Unbelievable Ends

On the edge of winter, every branch and twig
will soon grow white with rime; and every feeble
plant go under. Not one voice of protest

will we hear when sheets of snow and ice descend,
imperial in their judgment. Which makes me wonder,
in 258 when Emperor Valerian ordered the execution

of the deacon we know as St. Lawrence, what sounds
did the martyr make, roasted alive on a gridiron?
And how far beyond the olive orchards did the smell

of his charred flesh travel? What end?- asks a famous
poem: choose ice, or fire. In most cases it really
isn’t a matter of choice, even when sufficient

will’s involved. Take the graceful Isadora, who danced
barefoot, loved improvisation, and led a troupe of
young pupils called Isadorables— she died

of a broken neck when her long silk scarf
caught in the wheel of a car. What I didn’t know
was that her two young children drowned in the river

with their nanny, when their French driver forgot
to set the parking brake and the car rolled down
the Boulevard Bordon. I doubt any of them

thought this was curtains, fini, the end—
Not even the Kabuki actor who claimed immunity
to puffer-fish poison and asked the fugu chef

for four; or the American statesman who expired
from sticking a piece of whale bone through
his urinary tract to remove a blockage.

Not poor Franz Reichelt, the tailor excited to test
his brilliant invention of an overcoat parachute
(like a cloak with voluminous folds and a hood)

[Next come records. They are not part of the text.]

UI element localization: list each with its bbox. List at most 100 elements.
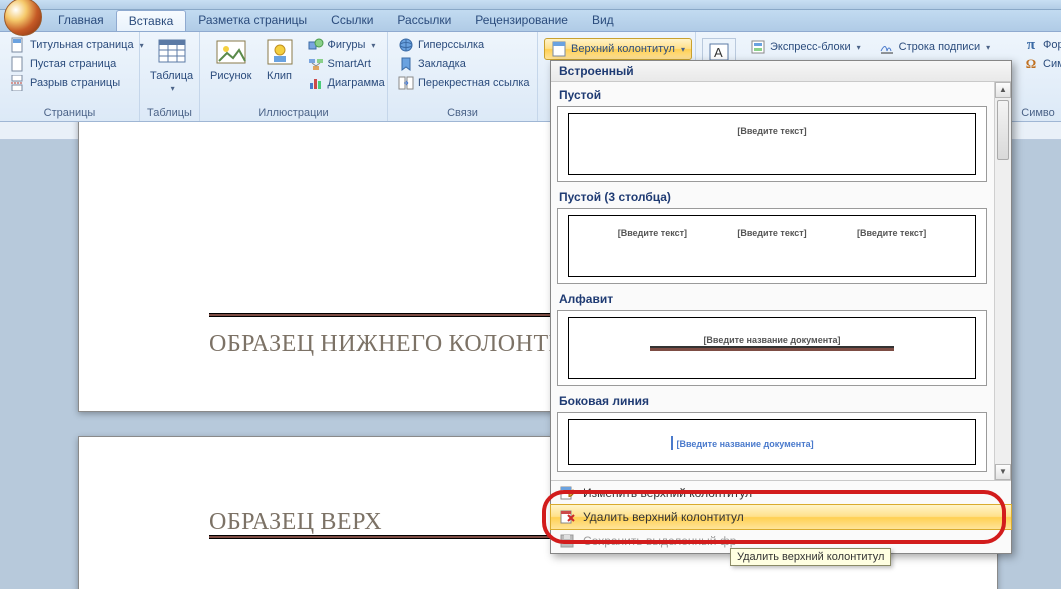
gallery-builtin-heading: Встроенный [551,61,1011,82]
picture-label: Рисунок [210,70,252,82]
smartart-button[interactable]: SmartArt [304,55,389,73]
edit-header-label: Изменить верхний колонтитул [583,486,752,500]
scroll-down-icon[interactable]: ▼ [995,464,1011,480]
chart-button[interactable]: Диаграмма [304,74,389,92]
pi-icon: π [1023,37,1039,53]
clipart-label: Клип [267,70,292,82]
table-button[interactable]: Таблица ▾ [146,34,197,95]
blank-page-button[interactable]: Пустая страница [6,55,148,73]
page-break-button[interactable]: Разрыв страницы [6,74,148,92]
quickparts-icon [750,39,766,55]
cover-page-icon [10,37,26,53]
gallery-item-alphabet[interactable]: [Введите название документа] [557,310,987,386]
tab-references[interactable]: Ссылки [319,10,385,31]
tab-insert[interactable]: Вставка [116,10,187,31]
clipart-icon [264,36,296,68]
shapes-button[interactable]: Фигуры ▾ [304,36,389,54]
crossref-icon [398,75,414,91]
scroll-thumb[interactable] [997,100,1009,160]
header-icon [551,41,567,57]
chevron-down-icon: ▾ [371,41,375,50]
placeholder-text: [Введите текст] [737,228,806,238]
ribbon-tabs: Главная Вставка Разметка страницы Ссылки… [0,10,1061,32]
chart-icon [308,75,324,91]
bookmark-label: Закладка [418,58,466,70]
symbol-button[interactable]: Ω Симв [1019,55,1061,73]
textbox-icon: A [709,43,729,61]
placeholder-text: [Введите текст] [737,126,806,136]
gallery-footer: Изменить верхний колонтитул Удалить верх… [551,480,1011,553]
clipart-button[interactable]: Клип [260,34,300,84]
crossref-button[interactable]: Перекрестная ссылка [394,74,534,92]
chevron-down-icon: ▾ [171,84,175,93]
group-tables-label: Таблицы [146,106,193,121]
placeholder-text: [Введите название документа] [677,439,814,449]
header-label: Верхний колонтитул [571,43,675,55]
placeholder-text: [Введите название документа] [703,335,840,345]
header-button[interactable]: Верхний колонтитул ▾ [544,38,692,60]
shapes-label: Фигуры [328,39,366,51]
crossref-label: Перекрестная ссылка [418,77,530,89]
smartart-icon [308,56,324,72]
tab-home[interactable]: Главная [46,10,116,31]
save-icon [559,533,575,549]
omega-icon: Ω [1023,56,1039,72]
gallery-item-sideline[interactable]: [Введите название документа] [557,412,987,472]
blank-page-icon [10,56,26,72]
group-links-label: Связи [394,106,531,121]
equation-label: Форм [1043,39,1061,51]
gallery-scrollbar[interactable]: ▲ ▼ [994,82,1011,480]
placeholder-text: [Введите текст] [857,228,926,238]
table-icon [156,36,188,68]
equation-button[interactable]: π Форм [1019,36,1061,54]
gallery-item-blank-3col[interactable]: [Введите текст] [Введите текст] [Введите… [557,208,987,284]
group-illustrations-label: Иллюстрации [206,106,381,121]
hyperlink-label: Гиперссылка [418,39,484,51]
signature-button[interactable]: Строка подписи ▾ [875,38,994,56]
svg-text:A: A [714,45,723,60]
remove-header-menu[interactable]: Удалить верхний колонтитул [550,504,1012,530]
group-illustrations: Рисунок Клип Фигуры ▾ [200,32,388,121]
group-pages: Титульная страница ▾ Пустая страница Раз… [0,32,140,121]
edit-header-menu[interactable]: Изменить верхний колонтитул [551,481,1011,505]
header-sample-text: ОБРАЗЕЦ ВЕРХ [209,507,382,536]
gallery-item-blank-title: Пустой [559,88,987,102]
blank-page-label: Пустая страница [30,58,116,70]
symbol-label: Симв [1043,58,1061,70]
tab-mailings[interactable]: Рассылки [385,10,463,31]
group-links: Гиперссылка Закладка Перекрестная ссылка… [388,32,538,121]
header-gallery-dropdown: Встроенный ▲ ▼ Пустой [Введите текст] Пу… [550,60,1012,554]
titlebar [0,0,1061,10]
scroll-up-icon[interactable]: ▲ [995,82,1011,98]
save-selection-label: Сохранить выделенный фр [583,534,736,548]
quickparts-button[interactable]: Экспресс-блоки ▾ [746,38,865,56]
tab-view[interactable]: Вид [580,10,626,31]
bookmark-button[interactable]: Закладка [394,55,534,73]
smartart-label: SmartArt [328,58,371,70]
quickparts-label: Экспресс-блоки [770,41,851,53]
gallery-item-blank[interactable]: [Введите текст] [557,106,987,182]
chart-label: Диаграмма [328,77,385,89]
page-break-icon [10,75,26,91]
cover-page-button[interactable]: Титульная страница ▾ [6,36,148,54]
bookmark-icon [398,56,414,72]
chevron-down-icon: ▾ [857,43,861,52]
edit-icon [559,485,575,501]
hyperlink-button[interactable]: Гиперссылка [394,36,534,54]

from the first deck of the Tour Eiffel in 1912—
captured on grainy film falling to his death below.

And certainly not the nine people killed in the London
Beer Flood of 1814, when 323,000 imperial gallons
of beer burst out of their vats at the Meux

& Company Brewery. That sudden amber sea,
flecked with foam, gushed into the streets of St.
Giles Parish: destroying homes, knocking down walls,

filling the basements where poor families lived. And they
took the brewery to court, but as in the case of hurricanes
that whirl overhead and ice that hails from the sky,

the jury simply ruled that this was an act of God.

 

In response to an entry from the Morning Porch.